Generationenübergreifend denken
Gibt es über den Pflege- und Gesundheitssektor hinaus Branchen, für die es sich lohnt, den „Silbermarkt“ zu erschließen? Die Antwort darauf ist eindeutig: „Ja.“ Schließlich gibt es im Alter nicht nur Einschränkungen und körperliche Gebrechen, sondern eine Vielfalt an Interessen und Spaß an den schönen Dingen des Lebens – die letztlich unabhängig vom Lebensalter sind. Viele Produkte sind nicht nur für eine ältere Zielgruppe spannend, sondern funktionieren generationenübergreifend. Andere sind wiederum mit klugen Anpassungen in Design oder Kommunikation auch für Ältere intuitiv zu nutzen.
In den USA ist man in Sachen AgeTech – damit sind Produkte und Dienstleistungen gemeint, die ältere Menschen unkompliziert nutzen können – schon weiter. Dort gibt es mehr Investor•innen, eine bessere Vernetzung und somit auch mehr Gründungen und Innovationen in dieser Branche. Doch auch hierzulande findet eine Neuorientierung statt. Investor•innen halten zunehmend Ausschau nach Start-Ups, die sich mit dem demografischen Wandel als einer der größten gesellschaftlichen Herausforderungen unserer Zukunft befassen.
Voraussetzungen für alle verbessern
Es reicht allerdings nicht, über die Chancen der Digitalisierung für ältere Menschen zu sprechen und die Entwicklung entsprechender Konzepte und Produkte zu fördern, ohne die Grundlagen für deren spätere Nutzung zu prüfen und sicherzustellen. Wie die Zahlen von Statistik Austria zeigen, nutzen 88,9 Prozent der 55- bis 64-Jährigen und über 65 Prozent der über 66-Jährigen das Internet. Einige Seniorinnen und Senioren sind jedoch allein deshalb nicht digital, weil schlicht und ergreifend die notwendige Infrastruktur dazu fehlt. Das betrifft insbesondere die Bewohnerinnen und Bewohner von Senioren- und Pflegeeinrichtungen, da immer noch ein Großteil dieser Einrichtungen nicht mit WLAN ausgestattet ist, geschweige denn mit freiem WLAN auf den Zimmern.
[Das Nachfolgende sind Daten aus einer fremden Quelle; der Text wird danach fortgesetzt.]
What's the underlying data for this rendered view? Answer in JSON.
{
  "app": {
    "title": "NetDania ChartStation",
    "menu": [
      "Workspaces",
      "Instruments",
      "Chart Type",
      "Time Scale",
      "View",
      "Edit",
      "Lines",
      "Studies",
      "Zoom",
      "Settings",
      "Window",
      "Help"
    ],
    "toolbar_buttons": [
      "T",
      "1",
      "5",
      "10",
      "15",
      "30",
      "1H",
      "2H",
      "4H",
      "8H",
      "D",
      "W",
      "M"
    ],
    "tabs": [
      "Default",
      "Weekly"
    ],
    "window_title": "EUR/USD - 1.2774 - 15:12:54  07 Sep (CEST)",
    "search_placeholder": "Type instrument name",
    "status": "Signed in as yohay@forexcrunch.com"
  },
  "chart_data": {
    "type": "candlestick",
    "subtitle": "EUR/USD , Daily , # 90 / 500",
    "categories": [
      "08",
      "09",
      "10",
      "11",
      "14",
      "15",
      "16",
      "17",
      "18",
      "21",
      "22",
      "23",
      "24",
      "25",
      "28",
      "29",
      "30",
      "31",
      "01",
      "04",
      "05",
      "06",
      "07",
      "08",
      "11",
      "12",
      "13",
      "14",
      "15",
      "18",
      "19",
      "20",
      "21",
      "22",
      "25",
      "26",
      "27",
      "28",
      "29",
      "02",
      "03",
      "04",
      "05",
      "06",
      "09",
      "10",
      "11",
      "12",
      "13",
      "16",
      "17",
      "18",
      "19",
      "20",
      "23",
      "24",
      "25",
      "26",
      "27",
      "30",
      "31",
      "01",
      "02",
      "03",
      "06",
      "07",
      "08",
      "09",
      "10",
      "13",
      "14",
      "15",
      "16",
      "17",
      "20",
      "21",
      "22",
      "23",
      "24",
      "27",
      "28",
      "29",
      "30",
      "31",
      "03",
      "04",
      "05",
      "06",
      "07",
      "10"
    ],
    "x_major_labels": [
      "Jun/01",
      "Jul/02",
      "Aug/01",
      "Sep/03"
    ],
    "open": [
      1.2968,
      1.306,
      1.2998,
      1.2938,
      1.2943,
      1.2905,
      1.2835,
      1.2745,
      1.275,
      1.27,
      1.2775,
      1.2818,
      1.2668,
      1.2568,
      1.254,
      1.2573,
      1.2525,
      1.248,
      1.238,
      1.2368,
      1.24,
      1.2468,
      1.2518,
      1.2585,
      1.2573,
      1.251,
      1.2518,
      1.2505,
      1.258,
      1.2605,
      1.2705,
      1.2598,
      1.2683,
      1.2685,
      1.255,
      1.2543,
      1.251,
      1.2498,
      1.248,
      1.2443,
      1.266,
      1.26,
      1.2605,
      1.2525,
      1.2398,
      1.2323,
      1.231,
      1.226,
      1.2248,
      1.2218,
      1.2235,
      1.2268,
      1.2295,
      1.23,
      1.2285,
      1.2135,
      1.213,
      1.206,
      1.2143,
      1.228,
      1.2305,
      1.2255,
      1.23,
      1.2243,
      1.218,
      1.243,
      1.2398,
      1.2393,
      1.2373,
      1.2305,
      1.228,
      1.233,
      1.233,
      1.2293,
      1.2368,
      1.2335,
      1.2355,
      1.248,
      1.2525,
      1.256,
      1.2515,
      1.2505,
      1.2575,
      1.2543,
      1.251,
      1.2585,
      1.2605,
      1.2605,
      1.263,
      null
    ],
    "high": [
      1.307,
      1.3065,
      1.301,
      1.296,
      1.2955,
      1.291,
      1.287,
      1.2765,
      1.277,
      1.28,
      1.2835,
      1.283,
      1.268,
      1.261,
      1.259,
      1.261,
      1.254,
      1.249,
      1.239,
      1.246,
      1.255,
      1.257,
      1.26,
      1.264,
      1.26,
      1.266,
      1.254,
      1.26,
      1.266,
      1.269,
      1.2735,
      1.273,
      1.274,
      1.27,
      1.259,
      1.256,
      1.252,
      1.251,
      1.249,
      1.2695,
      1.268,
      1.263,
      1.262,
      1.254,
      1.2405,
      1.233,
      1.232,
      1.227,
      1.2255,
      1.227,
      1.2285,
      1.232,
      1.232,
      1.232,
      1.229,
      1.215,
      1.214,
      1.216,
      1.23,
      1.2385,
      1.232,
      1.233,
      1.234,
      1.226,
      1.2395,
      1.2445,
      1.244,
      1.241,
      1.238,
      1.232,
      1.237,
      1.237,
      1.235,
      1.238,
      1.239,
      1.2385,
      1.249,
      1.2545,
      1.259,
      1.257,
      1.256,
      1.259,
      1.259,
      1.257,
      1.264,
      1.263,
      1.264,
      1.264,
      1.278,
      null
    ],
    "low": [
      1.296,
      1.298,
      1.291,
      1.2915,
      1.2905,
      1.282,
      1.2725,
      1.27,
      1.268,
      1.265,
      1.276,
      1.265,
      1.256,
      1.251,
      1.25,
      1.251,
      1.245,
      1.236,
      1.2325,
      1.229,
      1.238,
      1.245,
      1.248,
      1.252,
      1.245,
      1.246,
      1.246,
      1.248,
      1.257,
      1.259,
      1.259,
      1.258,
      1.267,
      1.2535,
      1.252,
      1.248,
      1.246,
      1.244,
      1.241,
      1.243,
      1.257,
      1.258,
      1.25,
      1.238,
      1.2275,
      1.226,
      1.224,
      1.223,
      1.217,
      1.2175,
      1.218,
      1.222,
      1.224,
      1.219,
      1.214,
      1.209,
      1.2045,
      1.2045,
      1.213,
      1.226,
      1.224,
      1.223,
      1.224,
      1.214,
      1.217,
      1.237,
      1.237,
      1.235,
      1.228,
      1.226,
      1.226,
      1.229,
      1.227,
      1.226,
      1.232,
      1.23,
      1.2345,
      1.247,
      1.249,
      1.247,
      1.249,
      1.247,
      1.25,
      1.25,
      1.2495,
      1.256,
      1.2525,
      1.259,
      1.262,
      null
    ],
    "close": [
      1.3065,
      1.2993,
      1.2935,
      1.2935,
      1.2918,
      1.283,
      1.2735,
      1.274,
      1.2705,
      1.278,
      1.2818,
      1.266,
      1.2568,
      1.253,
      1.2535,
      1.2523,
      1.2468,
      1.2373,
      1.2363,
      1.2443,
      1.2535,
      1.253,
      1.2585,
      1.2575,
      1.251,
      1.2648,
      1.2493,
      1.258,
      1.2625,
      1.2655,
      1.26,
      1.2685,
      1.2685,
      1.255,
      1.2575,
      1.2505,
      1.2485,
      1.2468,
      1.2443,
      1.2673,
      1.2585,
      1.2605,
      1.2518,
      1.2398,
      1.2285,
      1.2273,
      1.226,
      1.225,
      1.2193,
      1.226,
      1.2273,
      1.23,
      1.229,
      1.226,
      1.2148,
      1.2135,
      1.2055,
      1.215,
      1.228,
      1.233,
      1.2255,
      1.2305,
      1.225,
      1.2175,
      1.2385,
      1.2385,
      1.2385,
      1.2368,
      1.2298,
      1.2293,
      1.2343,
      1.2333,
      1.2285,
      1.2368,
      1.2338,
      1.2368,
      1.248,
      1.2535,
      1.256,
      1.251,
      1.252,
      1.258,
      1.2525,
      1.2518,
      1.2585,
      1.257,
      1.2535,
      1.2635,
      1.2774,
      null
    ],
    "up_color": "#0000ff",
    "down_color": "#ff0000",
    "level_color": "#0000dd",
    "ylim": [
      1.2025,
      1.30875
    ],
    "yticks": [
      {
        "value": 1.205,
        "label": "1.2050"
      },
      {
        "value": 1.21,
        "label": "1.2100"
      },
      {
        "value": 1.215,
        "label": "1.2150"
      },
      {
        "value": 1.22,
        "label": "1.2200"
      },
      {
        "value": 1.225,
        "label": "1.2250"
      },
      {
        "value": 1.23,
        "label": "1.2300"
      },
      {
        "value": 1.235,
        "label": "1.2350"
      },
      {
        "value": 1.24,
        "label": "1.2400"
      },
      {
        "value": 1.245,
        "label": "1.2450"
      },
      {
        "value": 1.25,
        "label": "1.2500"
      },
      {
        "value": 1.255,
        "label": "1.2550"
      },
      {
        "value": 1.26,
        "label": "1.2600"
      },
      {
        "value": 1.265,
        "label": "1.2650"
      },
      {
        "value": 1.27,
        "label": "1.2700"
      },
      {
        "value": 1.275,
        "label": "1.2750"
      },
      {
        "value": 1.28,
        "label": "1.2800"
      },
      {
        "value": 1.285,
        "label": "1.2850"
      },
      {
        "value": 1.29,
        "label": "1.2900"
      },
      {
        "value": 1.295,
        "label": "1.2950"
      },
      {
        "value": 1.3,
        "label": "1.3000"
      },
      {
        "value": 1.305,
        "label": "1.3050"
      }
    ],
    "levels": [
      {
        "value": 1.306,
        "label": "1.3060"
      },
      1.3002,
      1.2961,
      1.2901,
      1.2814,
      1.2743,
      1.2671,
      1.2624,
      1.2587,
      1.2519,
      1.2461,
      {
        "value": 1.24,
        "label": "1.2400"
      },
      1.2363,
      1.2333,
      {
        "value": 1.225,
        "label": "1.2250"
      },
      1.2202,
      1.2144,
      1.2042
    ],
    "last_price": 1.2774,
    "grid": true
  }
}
Die digitale Kluft nicht vergrößern
Aktuelle Umfragen zeigen, dass beinahe die Hälfte der Seniorinnen und Senioren Webseiten meiden, weil sie diese zu kompliziert finden. Ein Viertel der Befragten verlässt jede Woche Webseiten, weil er oder sie damit nicht zurechtkommt. Fast jede•r Zweite beklagt eine schlecht nachvollziehbare Navigation auf Webseiten. Außerdem ist das Ausfüllen von Onlineformularen oft zu kompliziert oder missverständlich, Schriften sind schlecht lesbar, die Farbgestaltung ungünstig und viele Texte sind schwer verständlich formuliert.
Wer seine Website nur mit technikaffinen Personen testet, Ältere jedoch außen vorlässt, verliert potenzielle Userinnen und User. Darüber hinaus zeigen diese Daten recht deutlich, dass Ältere offensichtlich nicht im Fokus dieser Webseitenbetreiber stehen. Wer jedoch ältere Nutzerinnen und Nutzer in die Webseitenentwicklung mit einbezieht, bringt im günstigsten Fall nicht nur benutzerfreundlichere Webseiten ins Netz, sondern setzt auch ein klares Statement, dass die Meinung und Teilhabe älterer Menschen wichtig ist.
Gleichzeitig braucht es aber auch mehr niederschwellige Angebote, um die Kompetenzlücke bei der Digitalisierung zwischen Jung und Alt zu schließen. Volkshochschulen, Institutionen und Vereine sind da schon sehr aktiv. Doch die Kompetenzlücke klafft nicht nur zwischen Jung und Alt beziehungsweise „Digital Natives“ und „Internetneulinge“. Es gibt vor allem auch innerhalb der Älteren zum Teil sehr große Unterschiede. Beruf, Geschlecht, Einkommen, Bildung, Migrationshintergrund und Gesundheit haben ebenfalls Einfluss auf die Digitalkompetenz. Und nicht alle trauen sich, die verfügbaren Angebote wahrzunehmen. Mit niederschwelligen Initiativen, die zu den Leuten gehen, kann man Berührungsängste abbauen und Begeisterung für digitale Angebote wecken. Sinnvoll sind zum Beispiel Kooperationen mit Wohnbauanbietern von Betreuungseinrichtungen oder innerhalb von Dorfstrukturen.